Scottish Rugby has said players are “free to demonstrate their support” against racism in the “way they see fit” after many were criticised for not taking the knee before their Six Nations win over England.
The sport’s governing body issued a statement after criticism was aimed at the side because only four players made the gesture at Twickenham.
The symbolic action of taking the knee before the start of a sporting encounter has been adopted by the Black Lives Matter movement and has become a show of solidarity and support for the fight against racism.
Scottish Rugby said in a statement: “Scottish Rugby fully supports rugby’s on-going work to end discrimination and racism in our sport.

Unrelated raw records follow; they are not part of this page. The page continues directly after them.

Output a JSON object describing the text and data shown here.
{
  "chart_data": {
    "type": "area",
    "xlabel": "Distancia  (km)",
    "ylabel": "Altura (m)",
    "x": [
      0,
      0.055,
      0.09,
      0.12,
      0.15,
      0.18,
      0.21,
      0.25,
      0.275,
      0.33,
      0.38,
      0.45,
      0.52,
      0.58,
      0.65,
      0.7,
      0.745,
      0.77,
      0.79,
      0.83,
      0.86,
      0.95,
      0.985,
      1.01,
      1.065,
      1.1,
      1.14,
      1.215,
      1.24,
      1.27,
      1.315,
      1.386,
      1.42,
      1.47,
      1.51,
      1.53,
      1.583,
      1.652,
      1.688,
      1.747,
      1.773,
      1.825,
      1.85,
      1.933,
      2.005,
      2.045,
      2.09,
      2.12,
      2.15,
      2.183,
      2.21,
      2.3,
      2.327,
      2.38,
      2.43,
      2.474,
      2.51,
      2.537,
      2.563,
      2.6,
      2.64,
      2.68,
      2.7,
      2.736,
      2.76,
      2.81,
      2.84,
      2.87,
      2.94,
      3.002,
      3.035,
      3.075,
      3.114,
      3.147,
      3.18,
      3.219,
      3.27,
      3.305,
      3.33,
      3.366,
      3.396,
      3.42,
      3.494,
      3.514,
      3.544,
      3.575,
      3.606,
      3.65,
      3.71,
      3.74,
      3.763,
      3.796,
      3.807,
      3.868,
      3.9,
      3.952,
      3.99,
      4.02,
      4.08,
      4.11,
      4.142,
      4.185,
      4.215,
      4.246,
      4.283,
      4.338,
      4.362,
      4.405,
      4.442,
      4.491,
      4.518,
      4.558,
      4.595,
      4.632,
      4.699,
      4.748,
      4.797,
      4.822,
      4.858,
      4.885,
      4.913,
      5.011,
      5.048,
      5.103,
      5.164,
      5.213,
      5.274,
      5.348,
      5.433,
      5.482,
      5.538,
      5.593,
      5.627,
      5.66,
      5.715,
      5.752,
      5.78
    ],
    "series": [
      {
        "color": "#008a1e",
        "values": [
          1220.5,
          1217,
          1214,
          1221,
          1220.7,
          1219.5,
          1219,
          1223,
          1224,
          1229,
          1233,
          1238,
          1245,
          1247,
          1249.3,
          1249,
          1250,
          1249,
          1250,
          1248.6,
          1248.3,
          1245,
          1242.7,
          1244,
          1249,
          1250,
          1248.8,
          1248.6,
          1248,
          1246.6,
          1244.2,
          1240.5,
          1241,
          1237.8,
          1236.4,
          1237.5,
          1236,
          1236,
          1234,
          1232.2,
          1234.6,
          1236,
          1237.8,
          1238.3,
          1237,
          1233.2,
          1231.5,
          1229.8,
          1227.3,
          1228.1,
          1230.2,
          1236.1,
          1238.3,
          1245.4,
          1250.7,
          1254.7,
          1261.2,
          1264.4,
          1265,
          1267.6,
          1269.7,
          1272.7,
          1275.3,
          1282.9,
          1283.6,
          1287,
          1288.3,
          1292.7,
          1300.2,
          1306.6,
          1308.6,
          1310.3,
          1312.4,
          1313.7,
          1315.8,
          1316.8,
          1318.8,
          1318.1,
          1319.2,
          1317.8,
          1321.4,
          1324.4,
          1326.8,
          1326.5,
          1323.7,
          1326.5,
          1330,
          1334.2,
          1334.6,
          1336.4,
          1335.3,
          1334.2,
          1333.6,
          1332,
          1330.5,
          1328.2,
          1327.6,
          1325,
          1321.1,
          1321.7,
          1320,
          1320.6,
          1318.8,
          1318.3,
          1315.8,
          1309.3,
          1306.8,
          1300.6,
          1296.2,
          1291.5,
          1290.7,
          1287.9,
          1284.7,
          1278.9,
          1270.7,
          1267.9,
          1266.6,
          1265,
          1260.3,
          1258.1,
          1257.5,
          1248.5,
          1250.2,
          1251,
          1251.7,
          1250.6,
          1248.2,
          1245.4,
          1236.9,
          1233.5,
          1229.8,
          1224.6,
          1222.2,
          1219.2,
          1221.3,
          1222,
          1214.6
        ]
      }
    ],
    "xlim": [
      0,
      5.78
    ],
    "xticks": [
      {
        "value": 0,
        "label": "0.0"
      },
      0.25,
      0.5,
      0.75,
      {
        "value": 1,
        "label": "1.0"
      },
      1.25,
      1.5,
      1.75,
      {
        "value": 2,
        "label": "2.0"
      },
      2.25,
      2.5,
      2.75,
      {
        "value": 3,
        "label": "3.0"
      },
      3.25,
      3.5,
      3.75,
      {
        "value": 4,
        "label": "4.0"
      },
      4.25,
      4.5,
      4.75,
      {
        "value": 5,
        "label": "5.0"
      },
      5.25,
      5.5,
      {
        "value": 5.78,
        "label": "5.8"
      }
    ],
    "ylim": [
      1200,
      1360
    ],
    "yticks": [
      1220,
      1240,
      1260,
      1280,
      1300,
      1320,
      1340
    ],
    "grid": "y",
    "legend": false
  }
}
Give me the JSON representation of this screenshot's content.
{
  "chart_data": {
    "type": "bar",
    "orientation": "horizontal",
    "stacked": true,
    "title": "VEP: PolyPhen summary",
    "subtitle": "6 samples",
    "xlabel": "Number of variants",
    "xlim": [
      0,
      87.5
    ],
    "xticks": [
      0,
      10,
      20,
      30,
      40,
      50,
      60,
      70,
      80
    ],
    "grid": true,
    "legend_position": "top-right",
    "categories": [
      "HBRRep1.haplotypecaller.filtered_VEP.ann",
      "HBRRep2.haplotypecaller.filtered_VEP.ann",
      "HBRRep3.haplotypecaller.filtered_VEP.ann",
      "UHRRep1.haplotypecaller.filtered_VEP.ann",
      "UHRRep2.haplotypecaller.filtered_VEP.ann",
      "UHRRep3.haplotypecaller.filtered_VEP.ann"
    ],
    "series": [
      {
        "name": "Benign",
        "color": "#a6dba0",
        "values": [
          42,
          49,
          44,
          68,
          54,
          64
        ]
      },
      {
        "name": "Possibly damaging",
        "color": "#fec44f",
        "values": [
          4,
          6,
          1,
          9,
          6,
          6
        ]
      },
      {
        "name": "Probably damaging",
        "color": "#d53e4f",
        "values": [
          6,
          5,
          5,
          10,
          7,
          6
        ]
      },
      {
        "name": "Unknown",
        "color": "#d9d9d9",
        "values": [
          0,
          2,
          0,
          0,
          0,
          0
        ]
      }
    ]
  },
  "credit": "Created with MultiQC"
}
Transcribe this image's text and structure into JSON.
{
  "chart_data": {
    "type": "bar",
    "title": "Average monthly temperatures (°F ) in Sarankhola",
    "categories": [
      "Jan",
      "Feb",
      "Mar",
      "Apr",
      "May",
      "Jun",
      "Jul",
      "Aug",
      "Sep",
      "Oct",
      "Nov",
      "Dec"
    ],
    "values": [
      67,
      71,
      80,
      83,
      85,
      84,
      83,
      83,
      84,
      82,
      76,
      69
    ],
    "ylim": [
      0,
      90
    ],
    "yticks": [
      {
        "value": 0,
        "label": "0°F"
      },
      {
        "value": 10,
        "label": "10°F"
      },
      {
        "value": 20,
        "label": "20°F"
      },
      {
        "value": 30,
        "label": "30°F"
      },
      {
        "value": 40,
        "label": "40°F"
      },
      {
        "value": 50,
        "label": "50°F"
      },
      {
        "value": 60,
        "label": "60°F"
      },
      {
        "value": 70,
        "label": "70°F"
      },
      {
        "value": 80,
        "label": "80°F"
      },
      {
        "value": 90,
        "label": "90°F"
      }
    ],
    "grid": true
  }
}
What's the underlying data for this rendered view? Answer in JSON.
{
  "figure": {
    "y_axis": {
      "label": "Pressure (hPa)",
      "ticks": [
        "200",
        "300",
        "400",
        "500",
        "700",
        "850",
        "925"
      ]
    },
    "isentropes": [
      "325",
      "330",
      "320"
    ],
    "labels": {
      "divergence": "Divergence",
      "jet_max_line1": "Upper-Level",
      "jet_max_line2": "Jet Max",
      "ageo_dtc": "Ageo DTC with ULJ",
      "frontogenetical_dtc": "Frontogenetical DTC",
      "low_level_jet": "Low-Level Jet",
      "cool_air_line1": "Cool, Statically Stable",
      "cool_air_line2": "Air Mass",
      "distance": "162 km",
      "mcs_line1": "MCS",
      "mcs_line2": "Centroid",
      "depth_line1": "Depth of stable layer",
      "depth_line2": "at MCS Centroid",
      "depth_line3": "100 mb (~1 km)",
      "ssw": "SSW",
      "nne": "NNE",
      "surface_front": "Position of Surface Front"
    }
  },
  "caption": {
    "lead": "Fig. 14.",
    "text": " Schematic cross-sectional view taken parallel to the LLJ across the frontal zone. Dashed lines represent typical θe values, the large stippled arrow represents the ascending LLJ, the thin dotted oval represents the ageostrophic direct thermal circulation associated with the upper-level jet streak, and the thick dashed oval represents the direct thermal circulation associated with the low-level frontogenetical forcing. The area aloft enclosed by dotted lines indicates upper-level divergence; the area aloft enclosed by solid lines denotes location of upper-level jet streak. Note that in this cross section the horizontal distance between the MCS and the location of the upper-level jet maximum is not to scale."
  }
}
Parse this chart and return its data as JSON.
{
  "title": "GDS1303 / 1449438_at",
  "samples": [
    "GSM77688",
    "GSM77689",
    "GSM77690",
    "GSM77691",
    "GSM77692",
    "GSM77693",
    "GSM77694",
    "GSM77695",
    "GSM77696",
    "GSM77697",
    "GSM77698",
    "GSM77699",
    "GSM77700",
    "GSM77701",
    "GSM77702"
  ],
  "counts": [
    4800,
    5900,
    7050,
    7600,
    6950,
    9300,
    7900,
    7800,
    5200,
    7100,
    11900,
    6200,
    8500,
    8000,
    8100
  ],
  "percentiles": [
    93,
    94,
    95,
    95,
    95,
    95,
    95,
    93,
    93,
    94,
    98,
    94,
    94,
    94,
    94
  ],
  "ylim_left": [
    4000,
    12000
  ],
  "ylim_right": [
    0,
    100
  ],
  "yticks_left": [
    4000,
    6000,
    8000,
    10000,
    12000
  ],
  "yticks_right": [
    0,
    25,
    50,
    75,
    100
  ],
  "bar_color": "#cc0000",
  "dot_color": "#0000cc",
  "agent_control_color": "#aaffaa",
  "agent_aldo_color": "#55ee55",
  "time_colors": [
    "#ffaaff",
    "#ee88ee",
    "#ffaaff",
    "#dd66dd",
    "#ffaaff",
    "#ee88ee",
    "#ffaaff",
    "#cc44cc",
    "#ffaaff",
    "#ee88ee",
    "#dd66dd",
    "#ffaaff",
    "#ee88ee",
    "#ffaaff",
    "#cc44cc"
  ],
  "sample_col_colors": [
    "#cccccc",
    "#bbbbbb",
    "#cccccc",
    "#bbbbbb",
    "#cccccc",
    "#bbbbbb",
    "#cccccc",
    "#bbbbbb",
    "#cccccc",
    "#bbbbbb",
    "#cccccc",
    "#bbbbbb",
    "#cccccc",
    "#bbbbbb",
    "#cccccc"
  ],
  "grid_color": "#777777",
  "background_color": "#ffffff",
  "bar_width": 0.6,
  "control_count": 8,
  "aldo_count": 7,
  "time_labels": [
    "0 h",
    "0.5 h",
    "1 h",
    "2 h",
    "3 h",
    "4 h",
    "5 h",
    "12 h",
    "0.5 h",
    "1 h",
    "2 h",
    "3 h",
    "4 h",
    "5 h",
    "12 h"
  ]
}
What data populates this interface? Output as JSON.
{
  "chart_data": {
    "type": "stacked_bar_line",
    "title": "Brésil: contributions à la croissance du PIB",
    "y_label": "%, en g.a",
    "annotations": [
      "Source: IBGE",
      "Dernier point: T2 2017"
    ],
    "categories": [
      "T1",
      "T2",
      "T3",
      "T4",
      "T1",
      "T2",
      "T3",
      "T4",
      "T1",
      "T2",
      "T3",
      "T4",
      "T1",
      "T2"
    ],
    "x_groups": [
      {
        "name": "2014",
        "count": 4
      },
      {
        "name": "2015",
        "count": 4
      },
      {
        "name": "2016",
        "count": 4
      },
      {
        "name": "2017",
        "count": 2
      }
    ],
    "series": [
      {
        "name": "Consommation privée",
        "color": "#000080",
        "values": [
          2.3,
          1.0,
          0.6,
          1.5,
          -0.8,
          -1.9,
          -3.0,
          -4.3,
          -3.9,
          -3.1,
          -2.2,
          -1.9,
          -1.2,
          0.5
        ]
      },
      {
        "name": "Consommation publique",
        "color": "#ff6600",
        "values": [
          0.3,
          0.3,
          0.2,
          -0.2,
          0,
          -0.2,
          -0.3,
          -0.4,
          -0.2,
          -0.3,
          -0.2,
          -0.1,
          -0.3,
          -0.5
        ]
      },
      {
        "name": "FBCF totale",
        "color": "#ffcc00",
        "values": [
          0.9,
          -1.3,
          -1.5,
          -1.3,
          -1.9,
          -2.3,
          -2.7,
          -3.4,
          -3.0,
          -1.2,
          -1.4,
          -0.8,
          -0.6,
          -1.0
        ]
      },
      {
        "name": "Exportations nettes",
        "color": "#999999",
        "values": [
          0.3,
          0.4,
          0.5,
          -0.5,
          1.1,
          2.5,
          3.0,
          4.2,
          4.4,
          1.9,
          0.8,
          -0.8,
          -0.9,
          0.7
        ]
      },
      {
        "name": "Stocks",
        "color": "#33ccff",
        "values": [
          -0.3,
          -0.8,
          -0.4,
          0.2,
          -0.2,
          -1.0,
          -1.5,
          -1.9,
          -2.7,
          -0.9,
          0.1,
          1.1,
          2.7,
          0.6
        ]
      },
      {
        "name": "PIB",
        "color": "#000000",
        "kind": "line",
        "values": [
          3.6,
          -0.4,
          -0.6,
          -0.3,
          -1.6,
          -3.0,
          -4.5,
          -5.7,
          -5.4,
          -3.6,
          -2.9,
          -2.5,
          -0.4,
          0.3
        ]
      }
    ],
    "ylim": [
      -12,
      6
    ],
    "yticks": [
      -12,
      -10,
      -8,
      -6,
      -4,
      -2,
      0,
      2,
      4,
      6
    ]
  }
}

“This commitment has been expressed with a moment of reflection before every international match since the summer of 2020 and our players are free to demonstrate their support for this important issue in the way they see fit.”
Scotland celebrated the 150th anniversary of the oldest rivalry in rugby by stunning England 11-6 on Saturday to claim the Calcutta Cup and their first victory at Twickenham since 1983.
The 38-year wait for success at the home of the reigning Guinness Six Nations champions finally came to an end as Finn Russell inspired the underdogs to victory.
Scotland boss Gregor Townsend said it had been left “100%” to individual members of the team to decide if taking the knee was something they wanted to do.
But he said: “We obviously stand against any racism and discrimination in our sport.”
No players took the knee in the other two Six Nations fixtures played this weekend – Italy v France and Wales v Ireland.